Neglect And Omissions

Those great preachers, whose names we remember, were men who counted nothing their own. They were driven out from their benefices, because they could not conform to the Established Church, and they gave up all they had willingly to the Lord. They were hunted from place to place ... they wandered here and there to preach the gospel to a few poor sheep, being fully given up to their Lord. Those were foul times; but they promised they would walk the road fair or foul, and they did walk it knee-deep in mud; and they would have walked it if it had been knee-deep in blood too. 

~ Charles Spurgeon


How many of the dear children of God are crying for bread ? (for the powerful preaching of the word amongst them) and there is no bread to be given them, nor the pleasant voice of their faithful ministers to be heard amongst them ; and they are left to lament over their silenced ministers, as King Joash wept over the dying prophet, 2 Kings 13. 14. "O my father, my father, the chariot of Israel, and the horsemen thereof.

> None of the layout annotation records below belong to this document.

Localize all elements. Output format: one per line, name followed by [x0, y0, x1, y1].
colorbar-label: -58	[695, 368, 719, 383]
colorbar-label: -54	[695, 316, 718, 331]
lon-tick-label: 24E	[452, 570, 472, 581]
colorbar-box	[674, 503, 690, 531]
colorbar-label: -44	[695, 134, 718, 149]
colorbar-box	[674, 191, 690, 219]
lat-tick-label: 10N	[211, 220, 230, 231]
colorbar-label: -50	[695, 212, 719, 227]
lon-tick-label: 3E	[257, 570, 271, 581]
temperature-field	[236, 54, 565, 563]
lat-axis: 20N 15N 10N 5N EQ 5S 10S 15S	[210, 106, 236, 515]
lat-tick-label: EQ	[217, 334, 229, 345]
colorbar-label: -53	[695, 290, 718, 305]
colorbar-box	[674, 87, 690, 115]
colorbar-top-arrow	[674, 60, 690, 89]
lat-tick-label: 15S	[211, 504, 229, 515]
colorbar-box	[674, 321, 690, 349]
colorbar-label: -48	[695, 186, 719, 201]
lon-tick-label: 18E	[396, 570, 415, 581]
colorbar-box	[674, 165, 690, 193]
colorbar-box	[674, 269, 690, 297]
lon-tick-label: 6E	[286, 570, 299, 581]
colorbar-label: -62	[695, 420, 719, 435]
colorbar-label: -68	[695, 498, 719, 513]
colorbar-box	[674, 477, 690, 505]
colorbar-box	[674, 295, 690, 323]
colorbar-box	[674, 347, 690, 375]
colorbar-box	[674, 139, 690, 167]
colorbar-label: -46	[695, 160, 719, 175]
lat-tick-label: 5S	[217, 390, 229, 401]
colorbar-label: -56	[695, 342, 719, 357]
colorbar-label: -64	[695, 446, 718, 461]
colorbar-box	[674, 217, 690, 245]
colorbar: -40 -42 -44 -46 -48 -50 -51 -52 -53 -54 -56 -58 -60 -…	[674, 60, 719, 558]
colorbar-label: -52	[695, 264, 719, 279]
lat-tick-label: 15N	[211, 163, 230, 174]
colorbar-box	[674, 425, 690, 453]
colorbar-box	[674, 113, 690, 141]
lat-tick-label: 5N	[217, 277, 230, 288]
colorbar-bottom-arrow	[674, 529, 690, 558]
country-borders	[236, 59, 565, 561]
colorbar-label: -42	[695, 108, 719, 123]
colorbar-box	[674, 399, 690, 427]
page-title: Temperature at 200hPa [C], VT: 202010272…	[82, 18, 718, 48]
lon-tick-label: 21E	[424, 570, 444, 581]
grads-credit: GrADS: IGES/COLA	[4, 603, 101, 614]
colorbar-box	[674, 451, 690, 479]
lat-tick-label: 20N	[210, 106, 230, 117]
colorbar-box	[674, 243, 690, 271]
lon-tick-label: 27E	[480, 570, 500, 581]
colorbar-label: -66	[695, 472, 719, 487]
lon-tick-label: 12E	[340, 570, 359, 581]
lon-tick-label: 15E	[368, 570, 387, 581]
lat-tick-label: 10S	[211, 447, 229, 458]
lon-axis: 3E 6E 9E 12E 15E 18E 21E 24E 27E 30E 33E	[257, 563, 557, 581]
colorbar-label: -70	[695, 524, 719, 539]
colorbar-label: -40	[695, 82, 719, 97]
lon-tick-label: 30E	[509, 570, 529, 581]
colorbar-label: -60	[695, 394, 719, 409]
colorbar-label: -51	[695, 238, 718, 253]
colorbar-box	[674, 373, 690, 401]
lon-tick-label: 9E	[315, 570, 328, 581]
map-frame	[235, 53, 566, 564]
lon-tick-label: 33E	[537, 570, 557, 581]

Will not God visit for these ? Will he not be avenged on such a nation as this ? Yes, yes, he will ; Israel's woe may be England's warning, Amos 4. " Thus will I do unto thee; and because I will do thus unto thee, therefore prepare thy heart to meet thy God, O England !" But this is a digression.

That which I am to speak to is this, you are to bear the cross contentedly, because whatever you do endure, it is nothing to what you deserve, or to what the damned in hell endure. 

A farewell sermon, preached at Great Ayton in the county of York, by George Evanke, Chaplain to Sir George Norwood, Bart. At Cleaveland, in Yorkshire.

From A Collection of the most powerful sermons of the Great Ejection. 1662.

The Act of Uniformity prescribed that any minister who refused to conform to the Book of Common Prayer by St Bartholomew's Day (24 August) 1662 should be ejected from the Church of England. This date became known as 'Black Bartholomew's Day' among Dissenters, a reference to the fact that it occurred on the same day as the St Bartholomew's Day massacre of 1572. 

Oliver Heywood estimated the number of ministers ejected at 2,500. This group included Richard Baxter, Edmund Calamy the Elder, Simeon Ashe, Thomas Case, John Flavel, William Jenkyn, Joseph Caryl, Thomas Brooks, Thomas Manton, William Sclater, Thomas Doolittle and Thomas Watson. Biographical details of ejected ministers and their fates were later collected by the historian Edmund Calamy, grandson of the elder Calamy.

Although there had already been ministers outside the established church, the Great Ejection created an abiding concept of non-conformity. Strict religious tests of the Clarendon Code and other Penal Laws left a substantial section of English society excluded from public affairs, and also university degrees, for a century and a half. Culturally, in England and Wales, nonconformism endured longer than that.